Fine-tuned models overfit to the fine-tuning data during text generation?

Overview

I recently fine-tuned a curie model with around 6000 reviews on the airlines and restaurants. I would like to let the model generate reviews on other services (like clothes, customer electronics, etc.) to augment the training data for domain adaptation.

I spent quite some efforts on filtering the fine-tuning data. I believe they are simple enough for a the curie engine to comprehend. So my fine-tuning data looks like following:

{'prompt': 'A positive review on seat\n\n###\n\n',
  'completion': ' This seat was fantastic. ###'},
 {'prompt': 'A positive review on service\n\n###\n\n',
  'completion': ' That service is adorable. ###'},
 {'prompt': 'A positive review on airline\n\n###\n\n',
  'completion': ' That airline was awesome. ###'}]

Issues

When I tried to generate reviews on other products, the topics remain in the same domain as fine-tuning data. For example, for a input prompt "A positive review on laptop." (where I explicitly asked to model to generate reviews on laptop), the followings are returned by the model.

To avoid repetition, I set both Temperature and Top P to 1. I also set Frequency penalty to 0.5.

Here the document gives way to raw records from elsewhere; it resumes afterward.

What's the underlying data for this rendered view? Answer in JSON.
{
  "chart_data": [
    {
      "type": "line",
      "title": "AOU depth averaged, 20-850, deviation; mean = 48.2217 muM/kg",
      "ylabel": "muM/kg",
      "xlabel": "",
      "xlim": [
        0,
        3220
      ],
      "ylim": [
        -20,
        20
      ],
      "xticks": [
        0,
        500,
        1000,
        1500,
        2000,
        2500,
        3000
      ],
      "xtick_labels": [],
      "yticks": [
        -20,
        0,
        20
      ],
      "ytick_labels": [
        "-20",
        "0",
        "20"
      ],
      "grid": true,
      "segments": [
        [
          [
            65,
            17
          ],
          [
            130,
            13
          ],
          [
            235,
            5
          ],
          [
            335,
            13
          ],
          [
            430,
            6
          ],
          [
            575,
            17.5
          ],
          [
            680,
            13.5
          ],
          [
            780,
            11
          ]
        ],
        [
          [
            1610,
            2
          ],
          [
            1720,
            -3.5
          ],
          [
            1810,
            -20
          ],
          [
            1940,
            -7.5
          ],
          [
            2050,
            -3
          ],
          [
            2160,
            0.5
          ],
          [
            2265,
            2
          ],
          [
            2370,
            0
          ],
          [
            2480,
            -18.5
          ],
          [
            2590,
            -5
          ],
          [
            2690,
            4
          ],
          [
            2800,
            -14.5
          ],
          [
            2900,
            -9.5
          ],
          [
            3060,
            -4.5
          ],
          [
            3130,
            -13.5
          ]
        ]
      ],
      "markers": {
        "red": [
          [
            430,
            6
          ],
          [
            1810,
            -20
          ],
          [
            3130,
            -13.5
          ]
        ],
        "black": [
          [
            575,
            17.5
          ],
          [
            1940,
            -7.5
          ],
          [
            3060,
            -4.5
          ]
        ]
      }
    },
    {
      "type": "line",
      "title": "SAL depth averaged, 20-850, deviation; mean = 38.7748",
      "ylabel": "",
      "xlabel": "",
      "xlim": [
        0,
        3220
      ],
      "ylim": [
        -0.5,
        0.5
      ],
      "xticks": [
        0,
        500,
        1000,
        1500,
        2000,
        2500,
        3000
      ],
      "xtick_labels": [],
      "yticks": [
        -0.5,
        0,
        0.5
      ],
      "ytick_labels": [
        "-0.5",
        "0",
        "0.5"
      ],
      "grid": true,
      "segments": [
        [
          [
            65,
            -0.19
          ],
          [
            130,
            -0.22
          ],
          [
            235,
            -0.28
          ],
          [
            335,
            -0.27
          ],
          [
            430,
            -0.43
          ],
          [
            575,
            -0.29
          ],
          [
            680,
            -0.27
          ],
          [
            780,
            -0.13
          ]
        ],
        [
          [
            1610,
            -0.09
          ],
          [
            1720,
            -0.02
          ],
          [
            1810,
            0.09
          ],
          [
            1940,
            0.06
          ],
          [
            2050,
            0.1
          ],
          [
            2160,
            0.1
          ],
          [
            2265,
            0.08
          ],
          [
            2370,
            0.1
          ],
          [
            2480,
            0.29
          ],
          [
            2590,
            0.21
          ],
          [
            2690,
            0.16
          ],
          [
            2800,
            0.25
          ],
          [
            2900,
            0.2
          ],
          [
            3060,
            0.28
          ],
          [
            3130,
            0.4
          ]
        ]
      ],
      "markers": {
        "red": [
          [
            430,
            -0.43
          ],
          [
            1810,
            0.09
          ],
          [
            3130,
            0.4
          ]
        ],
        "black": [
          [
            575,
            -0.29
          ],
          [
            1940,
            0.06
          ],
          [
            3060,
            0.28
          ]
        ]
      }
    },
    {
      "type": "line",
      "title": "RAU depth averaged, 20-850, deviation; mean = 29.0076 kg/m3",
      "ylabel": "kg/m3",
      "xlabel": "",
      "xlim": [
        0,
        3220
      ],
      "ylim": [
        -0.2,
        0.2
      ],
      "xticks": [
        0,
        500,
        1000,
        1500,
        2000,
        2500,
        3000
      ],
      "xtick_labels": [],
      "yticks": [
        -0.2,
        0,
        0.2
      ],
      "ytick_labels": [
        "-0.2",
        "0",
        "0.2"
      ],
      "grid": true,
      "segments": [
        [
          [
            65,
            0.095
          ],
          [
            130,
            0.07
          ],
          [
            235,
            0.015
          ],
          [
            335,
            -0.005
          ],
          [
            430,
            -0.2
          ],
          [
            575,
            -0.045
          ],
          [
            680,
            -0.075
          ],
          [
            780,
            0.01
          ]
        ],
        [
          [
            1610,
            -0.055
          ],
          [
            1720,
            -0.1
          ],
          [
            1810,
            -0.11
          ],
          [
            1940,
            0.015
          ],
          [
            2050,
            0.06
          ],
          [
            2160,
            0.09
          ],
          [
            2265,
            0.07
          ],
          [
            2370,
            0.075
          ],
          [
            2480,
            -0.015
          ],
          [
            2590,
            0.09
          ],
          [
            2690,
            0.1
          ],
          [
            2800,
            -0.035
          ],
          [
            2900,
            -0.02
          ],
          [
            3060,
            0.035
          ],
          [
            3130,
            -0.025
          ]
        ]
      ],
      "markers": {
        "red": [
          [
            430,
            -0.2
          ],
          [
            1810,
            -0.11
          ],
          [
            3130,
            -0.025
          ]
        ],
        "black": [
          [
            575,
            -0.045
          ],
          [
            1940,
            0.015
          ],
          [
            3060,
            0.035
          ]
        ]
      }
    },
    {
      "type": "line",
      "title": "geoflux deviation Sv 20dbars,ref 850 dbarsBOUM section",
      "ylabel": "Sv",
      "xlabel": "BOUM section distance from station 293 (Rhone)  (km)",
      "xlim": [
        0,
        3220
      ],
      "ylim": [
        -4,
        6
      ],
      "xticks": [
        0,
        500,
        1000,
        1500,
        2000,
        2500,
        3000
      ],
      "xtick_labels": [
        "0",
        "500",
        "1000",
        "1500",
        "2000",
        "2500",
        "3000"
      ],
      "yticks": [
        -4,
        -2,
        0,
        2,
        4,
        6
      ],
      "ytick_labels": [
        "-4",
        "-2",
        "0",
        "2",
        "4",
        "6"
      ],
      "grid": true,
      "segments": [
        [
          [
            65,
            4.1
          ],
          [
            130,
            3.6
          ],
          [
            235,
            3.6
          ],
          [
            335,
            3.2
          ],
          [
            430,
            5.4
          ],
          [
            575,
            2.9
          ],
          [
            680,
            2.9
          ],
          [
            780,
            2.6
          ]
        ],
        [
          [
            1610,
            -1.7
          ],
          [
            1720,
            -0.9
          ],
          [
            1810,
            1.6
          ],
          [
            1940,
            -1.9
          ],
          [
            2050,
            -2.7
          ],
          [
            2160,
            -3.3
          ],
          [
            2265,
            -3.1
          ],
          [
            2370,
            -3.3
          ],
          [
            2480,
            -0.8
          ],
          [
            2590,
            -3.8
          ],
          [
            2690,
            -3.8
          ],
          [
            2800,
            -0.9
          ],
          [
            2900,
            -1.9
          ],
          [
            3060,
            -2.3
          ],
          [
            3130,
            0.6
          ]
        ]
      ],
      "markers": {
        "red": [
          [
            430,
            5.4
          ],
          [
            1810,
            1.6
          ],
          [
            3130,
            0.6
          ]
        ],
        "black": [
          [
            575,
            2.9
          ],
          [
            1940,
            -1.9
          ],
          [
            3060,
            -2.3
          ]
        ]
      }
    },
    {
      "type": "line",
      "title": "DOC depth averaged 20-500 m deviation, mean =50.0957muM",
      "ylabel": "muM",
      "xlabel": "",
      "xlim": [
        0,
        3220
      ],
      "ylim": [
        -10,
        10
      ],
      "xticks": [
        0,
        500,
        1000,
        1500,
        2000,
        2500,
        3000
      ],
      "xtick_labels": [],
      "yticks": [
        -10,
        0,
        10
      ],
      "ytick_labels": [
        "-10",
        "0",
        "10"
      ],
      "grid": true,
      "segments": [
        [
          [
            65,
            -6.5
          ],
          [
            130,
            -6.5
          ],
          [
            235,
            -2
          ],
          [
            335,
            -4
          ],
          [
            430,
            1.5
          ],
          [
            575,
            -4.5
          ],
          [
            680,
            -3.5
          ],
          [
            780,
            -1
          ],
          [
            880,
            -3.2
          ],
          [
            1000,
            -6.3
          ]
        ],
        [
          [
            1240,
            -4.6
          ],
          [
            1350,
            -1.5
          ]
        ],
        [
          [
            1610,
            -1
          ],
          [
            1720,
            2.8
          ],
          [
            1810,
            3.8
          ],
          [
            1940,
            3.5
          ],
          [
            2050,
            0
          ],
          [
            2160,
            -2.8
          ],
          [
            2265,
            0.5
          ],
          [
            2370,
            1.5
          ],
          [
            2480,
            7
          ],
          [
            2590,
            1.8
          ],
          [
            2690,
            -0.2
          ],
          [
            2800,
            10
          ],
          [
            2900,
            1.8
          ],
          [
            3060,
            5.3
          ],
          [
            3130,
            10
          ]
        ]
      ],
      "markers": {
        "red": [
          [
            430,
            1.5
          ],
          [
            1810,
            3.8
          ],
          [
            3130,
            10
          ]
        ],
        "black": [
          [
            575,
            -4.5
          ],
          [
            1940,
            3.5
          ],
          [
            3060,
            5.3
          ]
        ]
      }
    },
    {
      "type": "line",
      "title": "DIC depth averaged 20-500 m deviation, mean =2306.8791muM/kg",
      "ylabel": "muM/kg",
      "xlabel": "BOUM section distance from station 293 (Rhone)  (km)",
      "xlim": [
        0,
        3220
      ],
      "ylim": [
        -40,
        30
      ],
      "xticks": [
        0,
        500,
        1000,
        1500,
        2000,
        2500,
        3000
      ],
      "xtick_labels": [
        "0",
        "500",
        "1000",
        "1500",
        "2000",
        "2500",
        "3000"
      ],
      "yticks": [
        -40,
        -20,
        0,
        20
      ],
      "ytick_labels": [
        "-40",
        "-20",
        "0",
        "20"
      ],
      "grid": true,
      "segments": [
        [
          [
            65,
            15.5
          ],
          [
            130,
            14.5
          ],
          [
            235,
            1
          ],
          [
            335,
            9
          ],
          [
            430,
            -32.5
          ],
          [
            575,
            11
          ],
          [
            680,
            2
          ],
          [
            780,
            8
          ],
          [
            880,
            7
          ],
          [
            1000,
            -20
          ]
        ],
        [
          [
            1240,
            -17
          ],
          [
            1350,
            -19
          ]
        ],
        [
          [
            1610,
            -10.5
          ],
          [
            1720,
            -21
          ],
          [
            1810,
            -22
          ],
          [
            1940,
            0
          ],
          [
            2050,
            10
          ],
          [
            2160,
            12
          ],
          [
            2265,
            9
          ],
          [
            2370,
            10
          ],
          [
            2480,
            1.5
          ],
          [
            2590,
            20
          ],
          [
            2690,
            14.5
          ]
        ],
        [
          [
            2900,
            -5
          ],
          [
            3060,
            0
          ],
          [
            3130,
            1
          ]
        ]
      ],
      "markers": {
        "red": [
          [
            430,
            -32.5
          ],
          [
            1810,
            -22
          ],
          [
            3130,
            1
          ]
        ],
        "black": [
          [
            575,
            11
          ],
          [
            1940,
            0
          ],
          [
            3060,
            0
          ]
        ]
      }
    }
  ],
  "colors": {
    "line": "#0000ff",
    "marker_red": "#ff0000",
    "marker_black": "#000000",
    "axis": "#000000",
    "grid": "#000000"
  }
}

 That service was wonderful. ###

 That was an exciting pilot. ###

 We like that flight. ###

 I hate that pilot. ###

 I appreciate the customer service. ###

Questions

I am suspecting the model here overfits to the fine-tuning data and there is catastrophic forgetting. I am not sure how to resolve this issue. I know one straightforward way is to fine-tune another model with more diverse fine-tuning data. But this is not really feasible in my case.